Ji Liandong, that damned troublemaker, was despised and hated. Everything Li Xingyun heard and saw came from these people’s descriptions. They only wanted this self-righteous, arrogant bastard to also taste the pain of despair.

“I was too young,” Ji Liandong sat here, reflecting, summarizing, thinking. “Forgot to protect myself.”

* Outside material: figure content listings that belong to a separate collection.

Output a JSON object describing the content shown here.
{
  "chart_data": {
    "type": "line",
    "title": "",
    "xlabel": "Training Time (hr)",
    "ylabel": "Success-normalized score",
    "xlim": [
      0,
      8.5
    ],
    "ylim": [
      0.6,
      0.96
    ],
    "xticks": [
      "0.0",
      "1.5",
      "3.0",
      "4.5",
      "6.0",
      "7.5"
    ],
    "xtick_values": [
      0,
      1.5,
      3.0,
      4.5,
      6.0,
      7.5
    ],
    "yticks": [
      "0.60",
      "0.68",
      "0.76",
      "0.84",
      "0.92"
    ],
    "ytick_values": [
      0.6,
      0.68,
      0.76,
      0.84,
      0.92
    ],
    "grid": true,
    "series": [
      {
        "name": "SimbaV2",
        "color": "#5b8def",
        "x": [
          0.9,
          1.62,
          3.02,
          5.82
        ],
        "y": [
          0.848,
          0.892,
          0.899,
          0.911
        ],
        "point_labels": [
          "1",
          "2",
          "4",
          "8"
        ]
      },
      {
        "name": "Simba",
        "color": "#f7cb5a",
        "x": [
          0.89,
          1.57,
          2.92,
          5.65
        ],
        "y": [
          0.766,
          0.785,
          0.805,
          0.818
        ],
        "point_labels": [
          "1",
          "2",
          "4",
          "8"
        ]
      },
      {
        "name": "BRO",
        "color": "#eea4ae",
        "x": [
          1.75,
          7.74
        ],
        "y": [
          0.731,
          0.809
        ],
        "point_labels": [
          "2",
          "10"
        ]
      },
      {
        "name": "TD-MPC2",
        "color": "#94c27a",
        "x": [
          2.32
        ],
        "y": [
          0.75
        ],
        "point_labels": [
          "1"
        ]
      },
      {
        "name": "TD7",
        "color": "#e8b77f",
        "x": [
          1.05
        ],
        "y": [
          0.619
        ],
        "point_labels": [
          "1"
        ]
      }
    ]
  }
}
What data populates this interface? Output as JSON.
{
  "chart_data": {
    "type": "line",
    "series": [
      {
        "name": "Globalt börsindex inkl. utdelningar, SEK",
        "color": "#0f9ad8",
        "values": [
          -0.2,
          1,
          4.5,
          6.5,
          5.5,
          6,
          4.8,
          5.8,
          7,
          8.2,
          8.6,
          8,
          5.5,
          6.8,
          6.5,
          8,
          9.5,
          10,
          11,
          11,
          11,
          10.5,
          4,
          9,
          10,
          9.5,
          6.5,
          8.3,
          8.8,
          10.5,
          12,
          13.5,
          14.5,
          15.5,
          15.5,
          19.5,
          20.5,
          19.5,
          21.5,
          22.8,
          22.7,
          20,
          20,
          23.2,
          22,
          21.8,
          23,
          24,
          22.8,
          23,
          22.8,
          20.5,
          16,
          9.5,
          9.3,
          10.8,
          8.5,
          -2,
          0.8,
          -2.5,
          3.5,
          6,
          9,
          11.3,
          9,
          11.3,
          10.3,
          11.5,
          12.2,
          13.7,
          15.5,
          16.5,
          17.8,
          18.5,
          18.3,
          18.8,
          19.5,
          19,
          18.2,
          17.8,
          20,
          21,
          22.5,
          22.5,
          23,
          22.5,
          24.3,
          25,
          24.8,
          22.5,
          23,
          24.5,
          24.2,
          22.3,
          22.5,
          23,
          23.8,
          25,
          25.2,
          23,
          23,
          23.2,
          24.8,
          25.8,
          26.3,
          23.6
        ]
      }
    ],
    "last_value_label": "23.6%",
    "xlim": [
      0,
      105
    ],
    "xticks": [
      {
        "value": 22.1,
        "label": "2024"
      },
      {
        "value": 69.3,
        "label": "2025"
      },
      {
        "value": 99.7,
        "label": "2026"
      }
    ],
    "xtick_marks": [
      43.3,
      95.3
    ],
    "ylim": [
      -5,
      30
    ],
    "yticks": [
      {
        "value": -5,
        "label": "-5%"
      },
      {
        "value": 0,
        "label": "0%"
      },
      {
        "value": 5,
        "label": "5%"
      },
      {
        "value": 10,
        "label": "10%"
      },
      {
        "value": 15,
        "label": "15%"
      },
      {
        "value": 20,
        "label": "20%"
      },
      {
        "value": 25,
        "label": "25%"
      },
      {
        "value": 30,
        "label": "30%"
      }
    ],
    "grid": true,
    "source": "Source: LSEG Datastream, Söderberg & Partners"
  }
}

He forgot to preserve usable evidence.

But today when playing with the camera, the logic Li Heng thought of was actually correct.

“You should find Ji Ran,” Ji Liandong thought for a moment. “He doesn’t want to be exposed because the initial capital he used to enter the entertainment industry came from his father…”

The rest of his words were swallowed by a new round of kissing.

This was fine too.

Ji Liandong indeed preferred kissing. It didn’t require thinking, didn’t require speaking, required less effort. Just close your eyes.

Asphyxiation seized his lungs, the out-of-control heartbeat bringing searing pain as if tearing open his chest. Ji Liandong tried to control his trembling hands and body, only to discover the tremor came from the other side.

“Li Heng.”

Ji Liandong opened his eyes. He was reclined on the sofa, being caressed by hands with thin calluses on them, touching his brow and eyes.

Li Heng was gazing at him, motionless.

Ji Liandong smiled helplessly: “Don’t be like this.”

“Don’t be like this,” Ji Liandong touched Li Heng’s cold face. “Chief Li, we’re just kissing.”

Li Heng had no reason to be so angry about his affairs. He could become a decent political achievement in Li Heng’s career, a rather interesting case file.

Become a silent, read-and-delete ambiguous interlude in a long, boring winter snow night. An impromptu nocturne.

Even Ji Liandong’s imagination hadn’t dared to dream this wild and uninhibited, even in hallucinations.

…Someone became angry because of him.

“I’m easy to placate,” Ji Liandong smiled. “If you do this, I’m going to cry.”